By then, the studio system was all but dead, and American movies were moving in newer, more challenging directions that were alien to the conventionally inclined Hudson, who turned 40—old for a leading man in Hollywood—a year after Send Me No Flowers came out. He made a short-lived effort to change with the times by appearing in Seconds (1966), a John Frankenheimer–directed science-fiction thriller about a secret organization that gives new bodies to middle-aged men. But even though his performance was genuinely and unexpectedly impressive—very possibly the best thing he ever did—Seconds was so far removed in subject matter from the movies that had made Hudson famous that it sank without trace.

As his film career went into decline, Hudson started working in TV. A small-screen natural, he scored an immediate hit in 1971 with McMillan & Wife, a comedy-mystery series well suited to his affable personality. Gossip about him still circulated—including a bizarre rumor alleging that he and Jim Nabors, another TV star who was in the closet, were planning to marry—but he ignored it, as did his fans.

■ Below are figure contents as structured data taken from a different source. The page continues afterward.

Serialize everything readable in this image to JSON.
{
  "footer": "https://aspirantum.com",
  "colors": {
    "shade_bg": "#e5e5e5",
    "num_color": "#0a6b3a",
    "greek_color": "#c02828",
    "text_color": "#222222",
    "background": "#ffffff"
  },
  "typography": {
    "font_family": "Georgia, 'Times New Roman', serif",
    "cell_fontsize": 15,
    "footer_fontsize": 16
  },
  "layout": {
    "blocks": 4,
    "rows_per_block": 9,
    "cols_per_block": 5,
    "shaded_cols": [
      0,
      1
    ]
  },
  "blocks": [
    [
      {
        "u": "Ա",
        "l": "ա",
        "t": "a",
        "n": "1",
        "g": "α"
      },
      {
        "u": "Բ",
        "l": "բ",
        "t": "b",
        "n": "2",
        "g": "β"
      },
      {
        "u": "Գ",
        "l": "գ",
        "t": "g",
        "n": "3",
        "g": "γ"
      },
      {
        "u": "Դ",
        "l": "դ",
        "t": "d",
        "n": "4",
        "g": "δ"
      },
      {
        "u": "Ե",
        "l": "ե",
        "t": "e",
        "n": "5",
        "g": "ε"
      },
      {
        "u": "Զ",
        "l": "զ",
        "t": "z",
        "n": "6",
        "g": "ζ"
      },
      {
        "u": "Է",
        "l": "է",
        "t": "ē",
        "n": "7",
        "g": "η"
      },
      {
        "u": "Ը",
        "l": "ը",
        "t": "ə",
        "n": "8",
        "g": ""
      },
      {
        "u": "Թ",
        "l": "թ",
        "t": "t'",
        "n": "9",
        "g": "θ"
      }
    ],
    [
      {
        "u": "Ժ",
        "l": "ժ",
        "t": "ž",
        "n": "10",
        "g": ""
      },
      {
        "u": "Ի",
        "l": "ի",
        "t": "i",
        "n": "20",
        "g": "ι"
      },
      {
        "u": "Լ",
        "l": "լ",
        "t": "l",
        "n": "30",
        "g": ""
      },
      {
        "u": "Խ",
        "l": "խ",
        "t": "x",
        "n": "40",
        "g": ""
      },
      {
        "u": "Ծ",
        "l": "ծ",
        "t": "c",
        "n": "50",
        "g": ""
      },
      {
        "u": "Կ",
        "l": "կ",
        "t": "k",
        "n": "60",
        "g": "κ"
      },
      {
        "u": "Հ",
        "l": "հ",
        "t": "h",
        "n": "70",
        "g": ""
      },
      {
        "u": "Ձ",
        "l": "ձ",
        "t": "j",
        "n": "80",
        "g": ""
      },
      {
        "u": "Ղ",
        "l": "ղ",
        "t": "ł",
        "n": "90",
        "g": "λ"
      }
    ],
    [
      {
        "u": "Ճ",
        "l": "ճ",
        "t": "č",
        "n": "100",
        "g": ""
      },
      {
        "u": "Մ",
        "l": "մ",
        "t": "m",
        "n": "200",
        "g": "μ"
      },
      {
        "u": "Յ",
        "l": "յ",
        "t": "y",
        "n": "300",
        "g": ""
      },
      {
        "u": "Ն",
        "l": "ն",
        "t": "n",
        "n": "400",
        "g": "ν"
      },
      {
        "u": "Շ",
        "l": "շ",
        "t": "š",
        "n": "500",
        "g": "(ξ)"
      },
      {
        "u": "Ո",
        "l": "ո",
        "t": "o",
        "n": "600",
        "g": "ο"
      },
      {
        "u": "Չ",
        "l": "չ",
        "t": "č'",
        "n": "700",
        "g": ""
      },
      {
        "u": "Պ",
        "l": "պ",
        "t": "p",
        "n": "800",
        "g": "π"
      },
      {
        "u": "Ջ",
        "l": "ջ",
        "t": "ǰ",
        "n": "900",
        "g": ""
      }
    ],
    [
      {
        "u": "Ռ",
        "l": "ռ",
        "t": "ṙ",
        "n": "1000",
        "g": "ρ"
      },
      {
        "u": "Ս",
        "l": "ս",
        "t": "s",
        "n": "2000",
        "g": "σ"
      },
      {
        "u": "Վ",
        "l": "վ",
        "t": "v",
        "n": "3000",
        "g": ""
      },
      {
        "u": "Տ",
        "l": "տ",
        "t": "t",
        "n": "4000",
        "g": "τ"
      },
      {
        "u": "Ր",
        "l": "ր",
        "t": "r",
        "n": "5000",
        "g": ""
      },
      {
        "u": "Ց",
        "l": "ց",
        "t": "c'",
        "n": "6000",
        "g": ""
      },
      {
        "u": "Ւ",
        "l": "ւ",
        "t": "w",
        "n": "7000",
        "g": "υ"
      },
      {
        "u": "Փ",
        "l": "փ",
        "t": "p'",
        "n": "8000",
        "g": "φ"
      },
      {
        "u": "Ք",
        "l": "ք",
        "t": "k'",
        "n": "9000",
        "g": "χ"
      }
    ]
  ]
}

He was, however, unsettled by the downward arc of his career, enough so that his promiscuity became dangerously compulsive, which doubtless led to Hudson’s becoming infected with the HIV virus in 1983 or 1984. He continued to work for as long as he could, but his health quickly deteriorated, and the nine episodes of Dynasty, a prime-time soap opera, that he filmed in the second half of 1984 were the last performances that he gave before his death.

Hudson was in the vanguard of another revolution in cultural attitudes. He was one of the first leading men to cultivate a less overtly masculine image, as did such other actors of his generation as Montgomery Clift and Anthony Perkins (both of whom, perhaps not coincidentally, were also secretly gay). The line of descent that leads from Hudson, Clift, and Perkins to Tom Cruise and Leonardo DiCaprio is easy to trace.

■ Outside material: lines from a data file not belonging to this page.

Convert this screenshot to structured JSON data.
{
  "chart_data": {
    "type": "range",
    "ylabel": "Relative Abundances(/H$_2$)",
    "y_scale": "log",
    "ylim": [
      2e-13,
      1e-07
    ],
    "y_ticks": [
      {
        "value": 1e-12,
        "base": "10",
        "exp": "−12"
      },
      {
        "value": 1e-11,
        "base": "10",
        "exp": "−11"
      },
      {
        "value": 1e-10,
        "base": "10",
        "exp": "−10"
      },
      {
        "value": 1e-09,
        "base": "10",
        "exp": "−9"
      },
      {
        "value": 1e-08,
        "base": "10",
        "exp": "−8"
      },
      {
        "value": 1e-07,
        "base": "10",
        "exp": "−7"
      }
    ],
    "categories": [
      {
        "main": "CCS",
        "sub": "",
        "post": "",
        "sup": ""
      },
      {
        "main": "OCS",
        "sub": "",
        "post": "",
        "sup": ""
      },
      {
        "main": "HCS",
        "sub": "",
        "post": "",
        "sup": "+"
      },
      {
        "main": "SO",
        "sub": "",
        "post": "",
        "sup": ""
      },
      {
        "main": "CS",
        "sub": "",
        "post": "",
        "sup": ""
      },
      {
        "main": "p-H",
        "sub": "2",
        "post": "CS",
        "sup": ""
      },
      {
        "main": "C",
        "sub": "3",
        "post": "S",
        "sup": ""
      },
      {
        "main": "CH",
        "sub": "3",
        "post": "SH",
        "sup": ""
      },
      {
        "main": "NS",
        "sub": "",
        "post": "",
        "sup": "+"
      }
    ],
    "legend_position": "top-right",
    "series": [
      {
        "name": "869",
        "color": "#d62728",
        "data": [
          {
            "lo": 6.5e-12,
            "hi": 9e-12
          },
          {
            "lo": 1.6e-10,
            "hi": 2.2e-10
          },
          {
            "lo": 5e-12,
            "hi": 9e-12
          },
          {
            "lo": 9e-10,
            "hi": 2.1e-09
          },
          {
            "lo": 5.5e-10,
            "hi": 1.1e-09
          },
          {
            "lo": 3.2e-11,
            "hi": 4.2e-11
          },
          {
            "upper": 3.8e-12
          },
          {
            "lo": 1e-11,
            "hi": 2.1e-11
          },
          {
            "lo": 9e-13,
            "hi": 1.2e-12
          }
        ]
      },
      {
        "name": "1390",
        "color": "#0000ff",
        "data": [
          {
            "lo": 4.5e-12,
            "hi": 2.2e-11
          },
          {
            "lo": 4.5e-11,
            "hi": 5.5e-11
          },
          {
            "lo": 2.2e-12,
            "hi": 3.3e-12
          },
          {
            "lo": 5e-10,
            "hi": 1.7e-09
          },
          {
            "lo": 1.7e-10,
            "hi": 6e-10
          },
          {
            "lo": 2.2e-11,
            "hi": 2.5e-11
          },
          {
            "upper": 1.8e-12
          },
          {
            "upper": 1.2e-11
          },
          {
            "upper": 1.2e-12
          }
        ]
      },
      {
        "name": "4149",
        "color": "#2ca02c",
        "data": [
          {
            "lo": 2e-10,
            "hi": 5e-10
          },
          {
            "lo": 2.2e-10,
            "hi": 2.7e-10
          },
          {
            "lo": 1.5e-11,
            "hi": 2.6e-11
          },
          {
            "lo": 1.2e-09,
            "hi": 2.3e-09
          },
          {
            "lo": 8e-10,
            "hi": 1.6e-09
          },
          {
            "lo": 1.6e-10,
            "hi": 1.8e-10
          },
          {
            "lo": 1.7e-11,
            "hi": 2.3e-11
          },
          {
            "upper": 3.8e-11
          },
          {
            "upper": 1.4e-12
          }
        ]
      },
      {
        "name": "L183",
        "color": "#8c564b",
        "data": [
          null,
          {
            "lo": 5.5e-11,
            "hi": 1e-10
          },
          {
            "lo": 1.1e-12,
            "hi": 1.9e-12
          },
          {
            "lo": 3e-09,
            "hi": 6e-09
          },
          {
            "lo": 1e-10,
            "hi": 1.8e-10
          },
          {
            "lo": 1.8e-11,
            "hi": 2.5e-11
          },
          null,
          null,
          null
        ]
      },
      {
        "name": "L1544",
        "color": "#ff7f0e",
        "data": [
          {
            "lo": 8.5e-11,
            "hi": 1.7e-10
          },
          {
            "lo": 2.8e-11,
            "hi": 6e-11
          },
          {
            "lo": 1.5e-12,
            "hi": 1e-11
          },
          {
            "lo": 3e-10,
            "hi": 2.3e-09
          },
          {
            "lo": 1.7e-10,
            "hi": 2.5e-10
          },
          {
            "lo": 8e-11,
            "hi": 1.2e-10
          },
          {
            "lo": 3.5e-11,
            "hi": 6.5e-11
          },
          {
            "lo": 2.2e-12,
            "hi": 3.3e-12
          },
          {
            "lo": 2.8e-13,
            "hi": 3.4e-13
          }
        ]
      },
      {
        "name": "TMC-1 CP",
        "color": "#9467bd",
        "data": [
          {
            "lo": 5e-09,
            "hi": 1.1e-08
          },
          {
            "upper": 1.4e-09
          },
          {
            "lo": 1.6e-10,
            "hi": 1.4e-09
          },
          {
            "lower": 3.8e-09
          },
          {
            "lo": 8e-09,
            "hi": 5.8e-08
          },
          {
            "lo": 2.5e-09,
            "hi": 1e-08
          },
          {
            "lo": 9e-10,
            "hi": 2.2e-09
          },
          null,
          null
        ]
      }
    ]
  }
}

No less consequential is the drying-up of the studio-sponsored training programs that taught yesterday’s movie stars how to act, both on screen and in public. There is no longer a “star machine,” only self-made actors who are judged by their ability to fit neatly into the motion-picture franchises that now dominate the American film industry. It is not necessary to be a powerfully individual performer to play Batman or Kylo Ren: Indeed, it may well be disadvantageous. Moreover, it is within the realm of possibility that today’s moviegoers will live to see an age when the “actors” in such films are no longer performers of flesh and blood but computer-created artifacts.

Therein, I suspect, lies Rock Hudson’s ultimate significance, as well as the source of the pathos of his troubled, largely secret life, which foreshadowed what Hollywood is now in the process of becoming. More than most stars, he was a pure creation of the studio for which he worked, a shy, painfully self-conscious gay man who pretended to be the straight-acting public figure whom he privately called “Charlie Movie Star,” and who became rich and famous by doing so. As another gay actor who knew him in the ’80s observes in All That Heaven Allows: “Who would he have really been if Roy Fitzgerald had been allowed to exist? Who would he have really talked like? I mean, from the very beginning of his life, this is someone who had to act just to survive.”

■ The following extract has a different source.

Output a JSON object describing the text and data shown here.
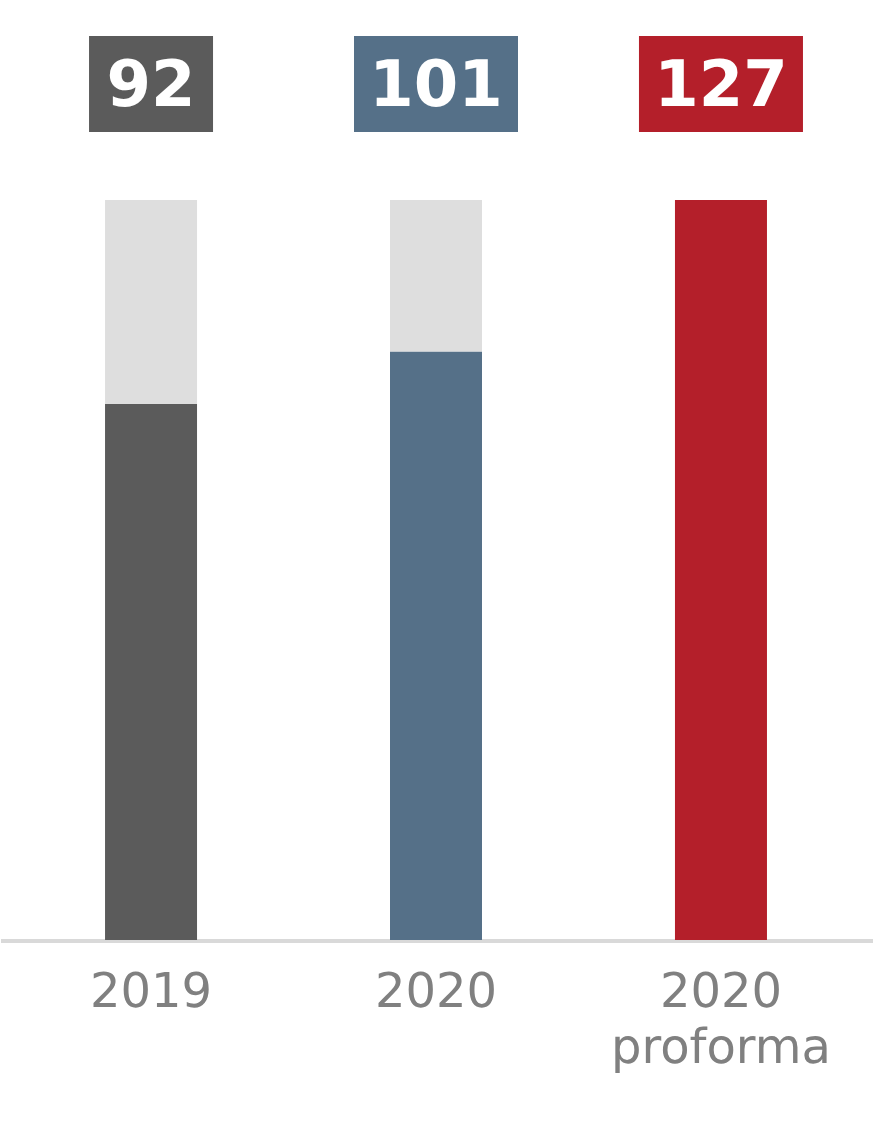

When it was all over, Hudson told one of his oldest friends, “God, what a way to end a life.” It is hard not to wonder as well what he thought of the way he had lived that life, hiding behind the mask of Charlie Movie Star until he could no longer be sure who he was.

1 To watch Hudson share the screen with Wayne in Andrew V. McLaglen’s The Undefeated (1969) is to see why he was never fully convincing as an action hero. While his demeanor is in no way effeminate, he lacks the larger-than-life self-assurance that Wayne exudes from every pore.